The announcement follows the CNSC’s four-day public hearing in Clarington last December. This decision enables OPG to move ahead with a number of activities in support of Darlington refurbishment, the utility said March 14.
OPG has completed extensive environmental studies on the Darlington Nuclear Generating Station (DNGS), resulting in an Environmental Impact Statement (EIS) for the project. OPG submitted the EIS to the CNSC in December 2011.
“OPG is very pleased with the CNSC’s decision,” said Wayne Robbins, OPG Chief Nuclear Officer. “We were confident in our conclusions that Darlington Refurbishment and continued operation of the station will not result in any significant, adverse environmental effects, given the mitigation measures identified.”
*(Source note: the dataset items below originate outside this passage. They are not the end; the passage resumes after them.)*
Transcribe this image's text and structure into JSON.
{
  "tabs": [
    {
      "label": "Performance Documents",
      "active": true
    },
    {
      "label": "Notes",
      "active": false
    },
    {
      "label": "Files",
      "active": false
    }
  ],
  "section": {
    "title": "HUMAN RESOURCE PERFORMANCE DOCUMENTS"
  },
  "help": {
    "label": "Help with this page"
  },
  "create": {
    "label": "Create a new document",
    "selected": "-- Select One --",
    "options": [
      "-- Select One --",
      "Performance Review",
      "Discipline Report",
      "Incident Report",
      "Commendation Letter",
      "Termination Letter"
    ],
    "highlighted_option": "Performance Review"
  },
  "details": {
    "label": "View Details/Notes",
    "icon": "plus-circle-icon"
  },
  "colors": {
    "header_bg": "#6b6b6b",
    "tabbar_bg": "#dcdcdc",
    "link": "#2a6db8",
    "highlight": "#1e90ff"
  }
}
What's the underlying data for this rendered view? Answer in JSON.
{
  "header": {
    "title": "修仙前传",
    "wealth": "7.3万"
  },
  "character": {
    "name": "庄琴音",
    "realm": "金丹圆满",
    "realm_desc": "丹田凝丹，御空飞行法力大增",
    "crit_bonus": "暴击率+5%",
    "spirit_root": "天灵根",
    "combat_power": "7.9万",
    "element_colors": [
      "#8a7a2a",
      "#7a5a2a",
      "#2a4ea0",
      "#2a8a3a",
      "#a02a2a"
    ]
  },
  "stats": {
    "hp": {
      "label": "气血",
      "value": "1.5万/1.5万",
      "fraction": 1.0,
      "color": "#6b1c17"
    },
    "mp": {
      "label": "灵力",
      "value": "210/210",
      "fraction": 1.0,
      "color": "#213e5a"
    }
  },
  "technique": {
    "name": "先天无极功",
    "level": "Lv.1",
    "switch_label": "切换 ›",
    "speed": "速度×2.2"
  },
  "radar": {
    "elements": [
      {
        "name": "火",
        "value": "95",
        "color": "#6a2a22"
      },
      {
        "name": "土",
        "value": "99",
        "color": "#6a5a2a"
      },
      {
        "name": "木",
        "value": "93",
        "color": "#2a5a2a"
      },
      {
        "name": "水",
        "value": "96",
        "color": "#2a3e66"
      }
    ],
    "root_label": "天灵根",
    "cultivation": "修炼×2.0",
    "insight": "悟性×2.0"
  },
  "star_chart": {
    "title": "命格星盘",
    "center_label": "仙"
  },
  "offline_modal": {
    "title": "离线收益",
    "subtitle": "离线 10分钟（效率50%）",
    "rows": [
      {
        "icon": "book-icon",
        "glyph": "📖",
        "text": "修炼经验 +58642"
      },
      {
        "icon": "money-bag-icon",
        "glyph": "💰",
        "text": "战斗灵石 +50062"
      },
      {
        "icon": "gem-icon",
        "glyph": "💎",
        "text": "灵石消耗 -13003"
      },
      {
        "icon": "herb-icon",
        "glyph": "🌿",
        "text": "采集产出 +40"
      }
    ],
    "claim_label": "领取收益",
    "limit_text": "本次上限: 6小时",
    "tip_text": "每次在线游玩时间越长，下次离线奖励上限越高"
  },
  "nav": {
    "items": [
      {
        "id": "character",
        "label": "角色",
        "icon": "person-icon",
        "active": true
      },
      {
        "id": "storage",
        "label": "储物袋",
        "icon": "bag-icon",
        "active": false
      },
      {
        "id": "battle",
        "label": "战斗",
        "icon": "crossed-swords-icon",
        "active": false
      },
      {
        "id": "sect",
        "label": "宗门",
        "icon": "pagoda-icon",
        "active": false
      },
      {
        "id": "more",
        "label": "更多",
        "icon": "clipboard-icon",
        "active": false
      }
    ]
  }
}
The project involves the refurbishment of the four reactors at the DNGS to enable the continued operations for 25 to 30 additional years. Refurbishment requires the replacement of a number of major components when the reactor is not operating. In addition, other components will be inspected, serviced, and if necessary, replaced. Following the refurbishment of each reactor, the units will be refueled, tested and returned to full power, OPG noted. A refurbished Darlington station will provide 3,500 MW of clean, reliable, cost-effective electricity for the people of Ontario for an additional 25 to 30 years.
The commission said in a March 14 statement that its decision was based on the screening-level environmental assessment of the project prepared under the Canadian Environmental Assessment Act. The commission has determined that the EA process is sufficient and that the project need not be referred to a review panel. The commission can therefore proceed, under the Nuclear Safety and Control Act, with its consideration of a license application from OPG for the proposed project.
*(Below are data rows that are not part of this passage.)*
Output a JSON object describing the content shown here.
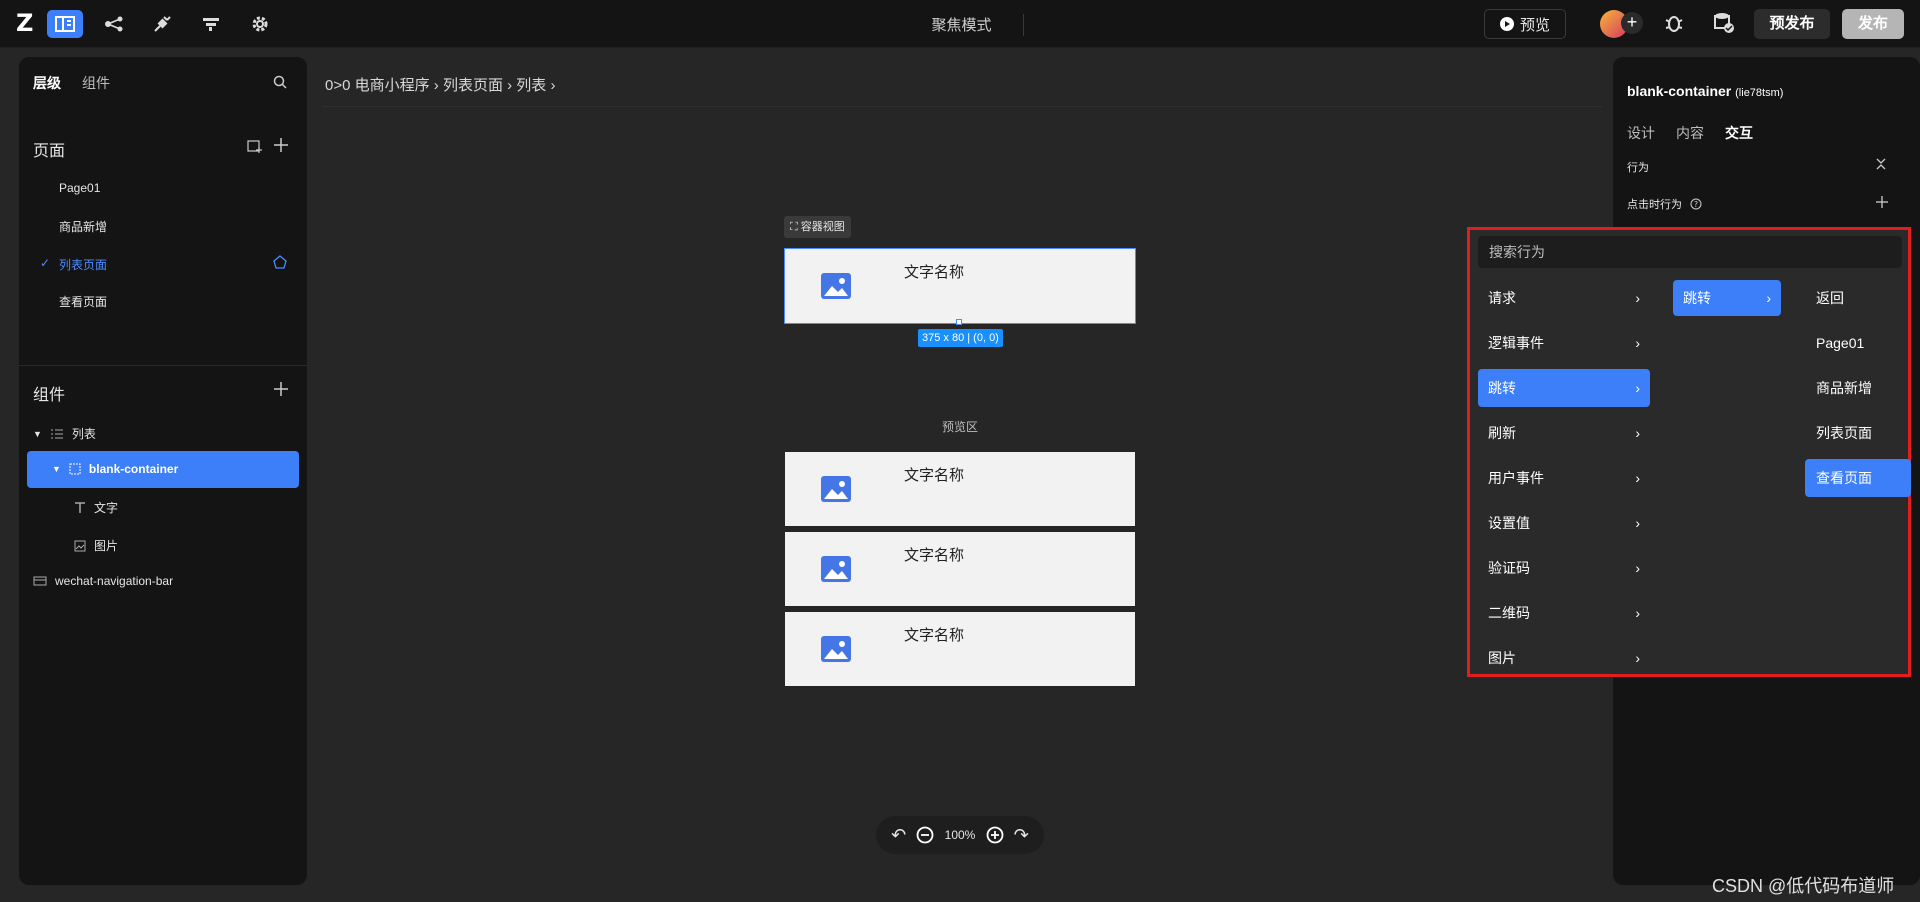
{
  "topbar": {
    "focus_mode": "聚焦模式",
    "preview_label": "预览",
    "pre_publish_label": "预发布",
    "publish_label": "发布"
  },
  "left_panel": {
    "tabs": [
      "层级",
      "组件"
    ],
    "pages_title": "页面",
    "pages": [
      {
        "label": "Page01",
        "selected": false
      },
      {
        "label": "商品新增",
        "selected": false
      },
      {
        "label": "列表页面",
        "selected": true
      },
      {
        "label": "查看页面",
        "selected": false
      }
    ],
    "components_title": "组件",
    "tree": [
      {
        "label": "列表",
        "icon": "list-icon"
      },
      {
        "label": "blank-container",
        "icon": "container-icon",
        "selected": true
      },
      {
        "label": "文字",
        "icon": "text-icon"
      },
      {
        "label": "图片",
        "icon": "image-icon"
      },
      {
        "label": "wechat-navigation-bar",
        "icon": "navbar-icon"
      }
    ]
  },
  "breadcrumb": "0>0  电商小程序 › 列表页面 › 列表 ›",
  "canvas": {
    "container_tag": "容器视图",
    "size_badge": "375 x 80 | (0, 0)",
    "preview_area": "预览区",
    "card_text": "文字名称",
    "zoom": "100%"
  },
  "right_panel": {
    "title": "blank-container",
    "title_id": "(lie78tsm)",
    "tabs": [
      "设计",
      "内容",
      "交互"
    ],
    "behavior_label": "行为",
    "on_click_label": "点击时行为"
  },
  "dropdown": {
    "search_placeholder": "搜索行为",
    "categories": [
      {
        "label": "请求",
        "active": false
      },
      {
        "label": "逻辑事件",
        "active": false
      },
      {
        "label": "跳转",
        "active": true
      },
      {
        "label": "刷新",
        "active": false
      },
      {
        "label": "用户事件",
        "active": false
      },
      {
        "label": "设置值",
        "active": false
      },
      {
        "label": "验证码",
        "active": false
      },
      {
        "label": "二维码",
        "active": false
      },
      {
        "label": "图片",
        "active": false
      }
    ],
    "sub_item": "跳转",
    "targets": [
      {
        "label": "返回",
        "active": false
      },
      {
        "label": "Page01",
        "active": false
      },
      {
        "label": "商品新增",
        "active": false
      },
      {
        "label": "列表页面",
        "active": false
      },
      {
        "label": "查看页面",
        "active": true
      }
    ]
  },
  "watermark": "CSDN @低代码布道师",
  "colors": {
    "accent": "#3d7ff8",
    "highlight_border": "#e11d1d"
  }
}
Also on March 14, the commission said that in a separate but related matter, following a one-day public hearing, it has decided to renew OPG’s Darlington Waste Management Facility operating license for ten years. The license will be valid from March 13, 2013, until April 30, 2023.
The commission authorized the construction and operation of two additional storage buildings and includes in the renewed license the conditions as recommended by CNSC staff. CNSC staff will provide a consolidated report on the performance of the waste management facilities in 2014, insofar as CNSC staff does not include waste management facilities in its Nuclear Cycle and Facilities Regulation Annual Report.